能登の里海(写真提供:脊戸大樹)(クリックで拡大)

 毎年、全国から100人の高校生が参加し、「森」や「海・川」とともに生きてきた名人の知恵や技、生き方を記録する「聞き書き甲子園」。これまでに1000人以上の高校生が、この「甲子園」に参加しているが、同じような活動を能登半島を舞台に行うことできないか。そんな相談を、この夏、石川県の「世界農業遺産活用実行委員会」から受けた。

世界農業遺産「能登の里山里海」のポスター(写真提供:吉野奈保子)(クリックで拡大)

 能登半島の4市4町(七尾市、輪島市、珠洲市、羽咋市、志賀町、中能登町、穴水町、能登町)に広がる「能登の里山里海」は、2011年6月に世界農業遺産に認定された。これを機に、故郷の自然やそこに息づく人の暮らしを大切に思い、それを継承する次世代を育てたい。そのために高校生による「聞き書き」をはじめてみたい、という趣旨の相談だった。

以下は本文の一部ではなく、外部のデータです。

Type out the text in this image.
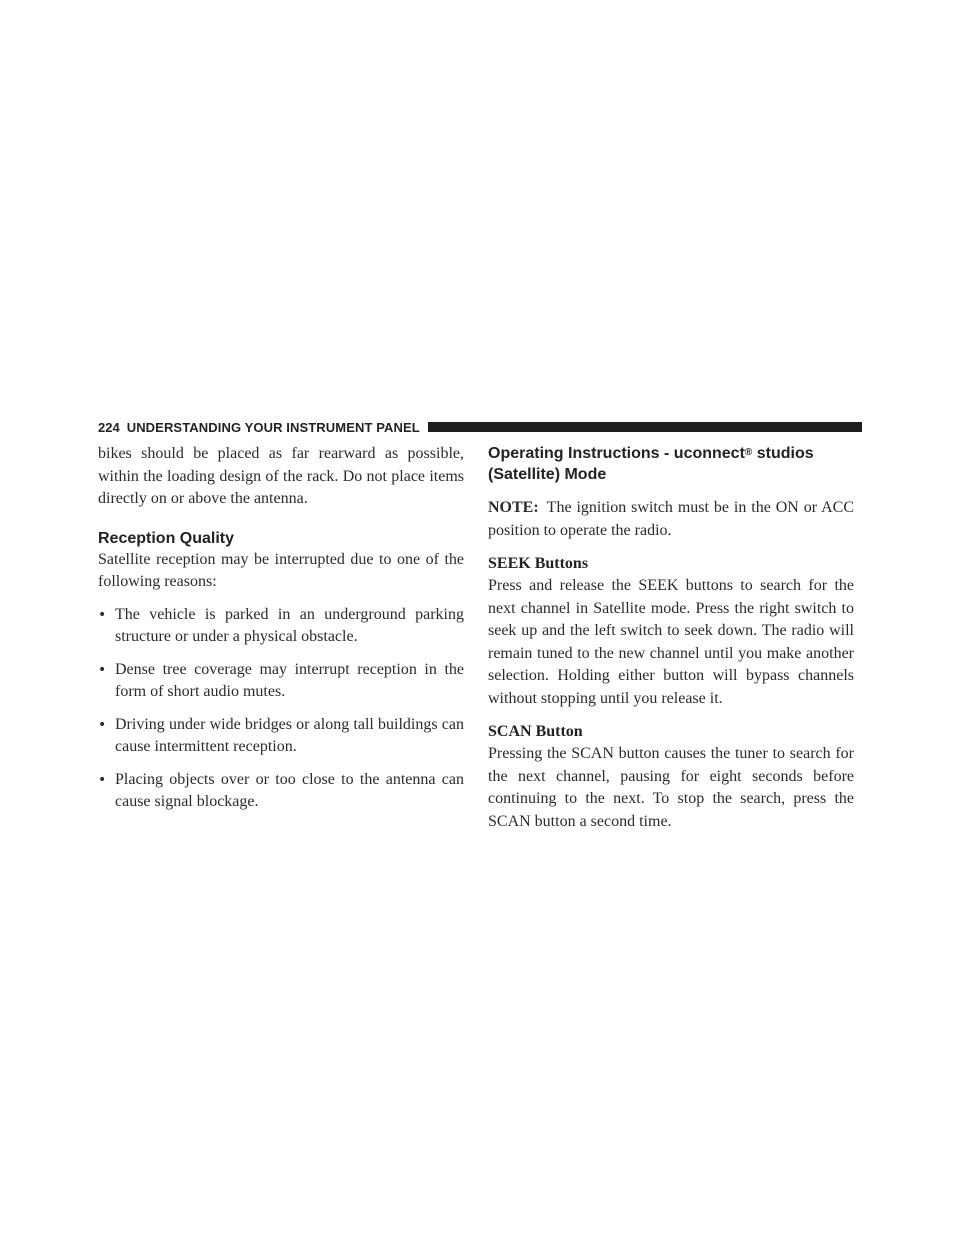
224 UNDERSTANDING YOUR INSTRUMENT PANEL

bikes should be placed as far rearward as possible, within the loading design of the rack. Do not place items directly on or above the antenna.

Reception Quality

Satellite reception may be interrupted due to one of the following reasons:

• The vehicle is parked in an underground parking structure or under a physical obstacle.
• Dense tree coverage may interrupt reception in the form of short audio mutes.
• Driving under wide bridges or along tall buildings can cause intermittent reception.
• Placing objects over or too close to the antenna can cause signal blockage.
Operating Instructions - uconnect® studios (Satellite) Mode

NOTE: The ignition switch must be in the ON or ACC position to operate the radio.

SEEK Buttons

Press and release the SEEK buttons to search for the next channel in Satellite mode. Press the right switch to seek up and the left switch to seek down. The radio will remain tuned to the new channel until you make another selection. Holding either button will bypass channels without stopping until you release it.

SCAN Button

Pressing the SCAN button causes the tuner to search for the next channel, pausing for eight seconds before continuing to the next. To stop the search, press the SCAN button a second time.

 私は、「ぜひやりましょう」と即答した。能登には、日本の原風景ともいえるような美しい里山里海の景観が広がっている。その景観をつくりあげてきたのは、先祖代々続く人の暮らしであり、そこには、さまざまな知恵が息づいている。そのひとつひとつに地元の高校生が「聞き書き」という手法で光をあてていくことができれば、能登の暮らしをつなぎ、世代をつないでいくうえで、さまざまな可能性が広がってくるように思えた。